September 27, 2011
Chile is aspiring to become a “global innovation hub” with Start-Up Chile, enticing startups to travel across the world for US$40,000 in equity-free seed capital and one-year work visas. 154 companies were selected on Friday for its latest class, and one of those is Hong Kong startup Flipter, which will be heading to Chile for the 6 month program.
Flipter is a beta Q&A platform that allows you to follow individual users and questions. “It’s like Twitter but for questions and answers,” says Salvador de la Barrera, who hails from Mexico and spent time in the United States and England before settling in Hong Kong.
Users post short questions, or “flips,” and write their own multiple-choice answers. They can also embed images and videos, so respondents can debate which logo is better or whether a video is funny – and then leave comments about the results. Pollsters see answers by gender, age, and location and have the option of compiling questions into a survey.
Though similar to Quora and Aardvark – and useful for soliciting information through simple yes-or-no questions – Flipter and its multiple-choice format are more like Polldaddy (which Tech Cocktail uses). Both allow you to embed polls on websites, though Polldaddy is also available as a WordPress plugin to track your data.

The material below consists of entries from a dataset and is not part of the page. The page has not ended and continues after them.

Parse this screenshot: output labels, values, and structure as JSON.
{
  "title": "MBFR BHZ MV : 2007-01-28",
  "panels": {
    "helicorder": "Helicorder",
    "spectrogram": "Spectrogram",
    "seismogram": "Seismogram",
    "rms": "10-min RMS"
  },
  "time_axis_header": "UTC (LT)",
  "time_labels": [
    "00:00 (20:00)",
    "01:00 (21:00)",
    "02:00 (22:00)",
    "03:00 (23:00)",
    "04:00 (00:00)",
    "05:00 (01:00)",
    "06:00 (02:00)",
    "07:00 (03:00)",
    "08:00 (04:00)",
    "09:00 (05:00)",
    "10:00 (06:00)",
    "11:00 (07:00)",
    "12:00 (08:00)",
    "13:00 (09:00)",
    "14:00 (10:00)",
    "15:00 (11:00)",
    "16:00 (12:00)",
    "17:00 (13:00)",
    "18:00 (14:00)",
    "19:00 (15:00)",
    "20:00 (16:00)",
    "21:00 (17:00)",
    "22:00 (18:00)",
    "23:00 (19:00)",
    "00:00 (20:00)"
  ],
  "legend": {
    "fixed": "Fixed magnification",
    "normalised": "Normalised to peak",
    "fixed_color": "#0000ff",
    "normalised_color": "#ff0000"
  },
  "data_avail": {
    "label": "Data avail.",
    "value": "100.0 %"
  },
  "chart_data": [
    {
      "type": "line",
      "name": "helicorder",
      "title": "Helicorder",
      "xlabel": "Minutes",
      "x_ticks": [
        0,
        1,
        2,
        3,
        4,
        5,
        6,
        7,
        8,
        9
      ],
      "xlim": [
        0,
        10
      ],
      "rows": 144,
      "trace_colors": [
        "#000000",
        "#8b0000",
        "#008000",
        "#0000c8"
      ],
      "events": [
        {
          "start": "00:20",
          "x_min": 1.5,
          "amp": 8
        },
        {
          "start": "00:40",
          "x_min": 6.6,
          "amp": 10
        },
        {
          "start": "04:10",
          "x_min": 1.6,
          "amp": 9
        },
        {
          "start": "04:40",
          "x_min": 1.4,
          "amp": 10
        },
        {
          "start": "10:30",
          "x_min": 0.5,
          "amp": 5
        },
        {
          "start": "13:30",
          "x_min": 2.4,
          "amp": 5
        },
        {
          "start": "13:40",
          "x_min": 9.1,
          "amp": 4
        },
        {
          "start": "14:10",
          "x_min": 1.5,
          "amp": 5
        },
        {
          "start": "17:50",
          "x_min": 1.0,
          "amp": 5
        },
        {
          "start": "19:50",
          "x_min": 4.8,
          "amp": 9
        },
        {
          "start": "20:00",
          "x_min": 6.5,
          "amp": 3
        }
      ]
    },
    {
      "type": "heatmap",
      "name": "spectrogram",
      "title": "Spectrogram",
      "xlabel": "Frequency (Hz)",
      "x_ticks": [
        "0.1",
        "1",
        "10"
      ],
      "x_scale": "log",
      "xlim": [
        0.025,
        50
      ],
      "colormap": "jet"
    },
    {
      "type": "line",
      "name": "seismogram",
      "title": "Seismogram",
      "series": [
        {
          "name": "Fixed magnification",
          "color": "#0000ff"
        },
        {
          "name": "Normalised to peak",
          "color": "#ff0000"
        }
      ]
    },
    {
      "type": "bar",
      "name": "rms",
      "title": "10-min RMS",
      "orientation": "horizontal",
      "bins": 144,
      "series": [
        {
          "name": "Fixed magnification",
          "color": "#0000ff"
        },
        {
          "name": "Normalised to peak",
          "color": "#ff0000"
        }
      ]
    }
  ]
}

User activity is pretty quiet on Flipter, but expectations are high; besides support from the Chilean government, Flipter received almost US$13,000 in seed money in March from the Cyberport Creative Micro Fund (owned by the Hong Kong government) about a year after Barrera founded the startup.
The most promising feature of Flipter, as I see it, is the ability to track changing opinion. Flipter stats feature a graph with the distribution of votes over time, and individual voters can change their votes if, say, they are persuaded by the chatter in the comments. That means that politicos could see how opinion is shifting in the Obama campaign, or investors could watch how people feel about buying real estate in Hong Kong. Flipter’s backers are surely betting on this: the high value of real-time, demographic opinion data.